The Clinton administration proposed closing the exemption three times, but the proposals were never made final. Mr. Obama’s Labor Department pushed through new rules in 2013, but they only stuck after a protracted legal fight. After the home care industry challenged the rule and a Federal District Court struck it down, it took a three-judge panel on the Court of Appeals in the District of Columbia to revive it.
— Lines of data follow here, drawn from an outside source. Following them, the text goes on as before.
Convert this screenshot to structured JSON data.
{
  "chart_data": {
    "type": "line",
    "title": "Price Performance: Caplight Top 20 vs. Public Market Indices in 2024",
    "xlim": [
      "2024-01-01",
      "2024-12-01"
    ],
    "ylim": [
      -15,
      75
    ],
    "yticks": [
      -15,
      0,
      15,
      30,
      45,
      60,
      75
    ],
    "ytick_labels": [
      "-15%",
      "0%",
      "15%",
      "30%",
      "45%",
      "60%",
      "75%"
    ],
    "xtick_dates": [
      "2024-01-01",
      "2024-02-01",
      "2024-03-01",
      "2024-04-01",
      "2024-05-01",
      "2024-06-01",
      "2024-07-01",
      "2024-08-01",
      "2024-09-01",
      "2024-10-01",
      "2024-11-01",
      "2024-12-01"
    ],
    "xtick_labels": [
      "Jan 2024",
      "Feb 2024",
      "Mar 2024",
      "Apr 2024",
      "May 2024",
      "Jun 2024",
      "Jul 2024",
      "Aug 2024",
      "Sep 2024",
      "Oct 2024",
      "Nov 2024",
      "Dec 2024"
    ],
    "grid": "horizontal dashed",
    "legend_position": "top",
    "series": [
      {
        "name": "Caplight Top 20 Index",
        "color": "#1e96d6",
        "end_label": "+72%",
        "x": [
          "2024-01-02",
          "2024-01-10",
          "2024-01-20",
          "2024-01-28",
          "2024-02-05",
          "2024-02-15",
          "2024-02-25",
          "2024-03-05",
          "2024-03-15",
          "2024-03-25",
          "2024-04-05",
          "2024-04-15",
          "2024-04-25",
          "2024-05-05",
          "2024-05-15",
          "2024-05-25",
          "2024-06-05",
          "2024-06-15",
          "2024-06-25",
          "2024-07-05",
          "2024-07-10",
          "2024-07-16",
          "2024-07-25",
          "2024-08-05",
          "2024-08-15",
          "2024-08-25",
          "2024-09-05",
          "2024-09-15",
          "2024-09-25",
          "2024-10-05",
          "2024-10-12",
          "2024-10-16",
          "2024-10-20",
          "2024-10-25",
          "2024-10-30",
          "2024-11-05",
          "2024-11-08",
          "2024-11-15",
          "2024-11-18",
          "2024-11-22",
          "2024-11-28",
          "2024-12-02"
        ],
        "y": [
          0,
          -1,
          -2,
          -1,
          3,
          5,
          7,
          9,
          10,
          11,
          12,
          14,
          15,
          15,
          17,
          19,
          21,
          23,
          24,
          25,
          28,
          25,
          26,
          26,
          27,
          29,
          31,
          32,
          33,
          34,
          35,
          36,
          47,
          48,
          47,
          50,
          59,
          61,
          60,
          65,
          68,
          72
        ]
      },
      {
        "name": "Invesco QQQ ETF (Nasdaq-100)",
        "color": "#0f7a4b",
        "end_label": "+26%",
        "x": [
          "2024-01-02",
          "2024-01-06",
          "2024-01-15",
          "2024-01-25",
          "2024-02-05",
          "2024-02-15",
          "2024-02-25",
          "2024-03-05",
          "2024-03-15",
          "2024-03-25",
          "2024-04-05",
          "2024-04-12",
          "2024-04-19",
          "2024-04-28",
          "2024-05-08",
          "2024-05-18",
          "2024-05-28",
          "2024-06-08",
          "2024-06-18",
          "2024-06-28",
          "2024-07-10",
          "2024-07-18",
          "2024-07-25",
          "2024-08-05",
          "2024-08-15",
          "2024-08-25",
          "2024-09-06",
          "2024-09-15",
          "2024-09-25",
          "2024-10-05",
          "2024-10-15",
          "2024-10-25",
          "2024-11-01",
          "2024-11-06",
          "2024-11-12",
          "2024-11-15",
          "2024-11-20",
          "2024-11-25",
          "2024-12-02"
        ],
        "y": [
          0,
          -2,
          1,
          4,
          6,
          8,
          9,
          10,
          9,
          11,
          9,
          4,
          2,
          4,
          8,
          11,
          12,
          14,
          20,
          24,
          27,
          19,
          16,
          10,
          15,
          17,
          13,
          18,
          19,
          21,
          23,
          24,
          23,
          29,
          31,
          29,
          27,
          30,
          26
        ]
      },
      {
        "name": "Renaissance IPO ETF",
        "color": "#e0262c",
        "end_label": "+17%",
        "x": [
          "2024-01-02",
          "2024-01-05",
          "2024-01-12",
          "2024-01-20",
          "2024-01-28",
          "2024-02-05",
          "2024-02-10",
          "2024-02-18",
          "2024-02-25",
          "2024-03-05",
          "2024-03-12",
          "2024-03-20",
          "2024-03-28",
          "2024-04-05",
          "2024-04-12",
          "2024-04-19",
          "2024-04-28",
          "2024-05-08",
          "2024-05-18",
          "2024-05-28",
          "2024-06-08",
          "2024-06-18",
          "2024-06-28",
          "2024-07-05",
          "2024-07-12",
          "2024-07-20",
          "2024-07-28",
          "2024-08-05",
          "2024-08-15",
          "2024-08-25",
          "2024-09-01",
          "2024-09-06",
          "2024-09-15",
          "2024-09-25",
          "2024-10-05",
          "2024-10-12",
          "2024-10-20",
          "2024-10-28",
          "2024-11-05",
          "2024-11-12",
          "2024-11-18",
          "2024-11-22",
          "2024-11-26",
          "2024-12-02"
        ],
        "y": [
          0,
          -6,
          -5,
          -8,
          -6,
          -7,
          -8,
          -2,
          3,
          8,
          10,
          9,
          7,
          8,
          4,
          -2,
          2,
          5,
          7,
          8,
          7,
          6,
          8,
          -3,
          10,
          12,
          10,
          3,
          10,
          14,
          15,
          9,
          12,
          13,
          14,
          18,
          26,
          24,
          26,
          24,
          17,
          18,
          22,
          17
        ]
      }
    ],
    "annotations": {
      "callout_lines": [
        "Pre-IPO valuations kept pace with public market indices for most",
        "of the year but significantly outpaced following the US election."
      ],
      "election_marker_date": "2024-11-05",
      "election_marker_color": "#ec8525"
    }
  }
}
Obama helped make that decision possible back in 2013, when he appointed two of the three judges.
In many cases, the administration and its appointees have understood themselves to be not merely updating laws and regulations to reflect current economic realities, but also explicitly undoing what they considered to be efforts of Republican administrations to put workers at a disadvantage.
“The overtime provision was intended in no small measure to correct a regulation from the Bush era that took leverage from workers and gave it to employers — by design,” said Labor Secretary Thomas E. Perez. “We were restoring what was a time-honored economic and social compact, which is that as we have productivity and profitability in this country, that is shared between business and workers.”
Last week’s ruling by the labor board, which changed the standard for when a corporation may be designated a joint employer of workers hired by its contractors and franchisees, followed a similar logic.
For decades before the mid-1980s, the N.L.R.B. considered a corporation to be a joint employer, and therefore on the hook for violations of workers’ rights, as long as it enjoyed a fair amount of control over working conditions at facilities run or staffed by a contractor or franchisee. It didn’t really matter whether the control was hands-on or arms-length.
In 1984, the Reagan-era N.L.R.B. began to sharply tighten the standard. On Thursday, voting 3 to 2 along partisan lines, the board tossed out the Reagan era rule, arguing that it was essentially returning to what had existed beforehand.
Taken together with other key regulatory actions and executive orders — an N.L.R.B. rule that effectively sped up the process for holding elections on whether to form a union and Mr. Obama’s order raising the minimum wage for federal contractors to $10.10 — the effect has been to significantly alter the tilt of federal law.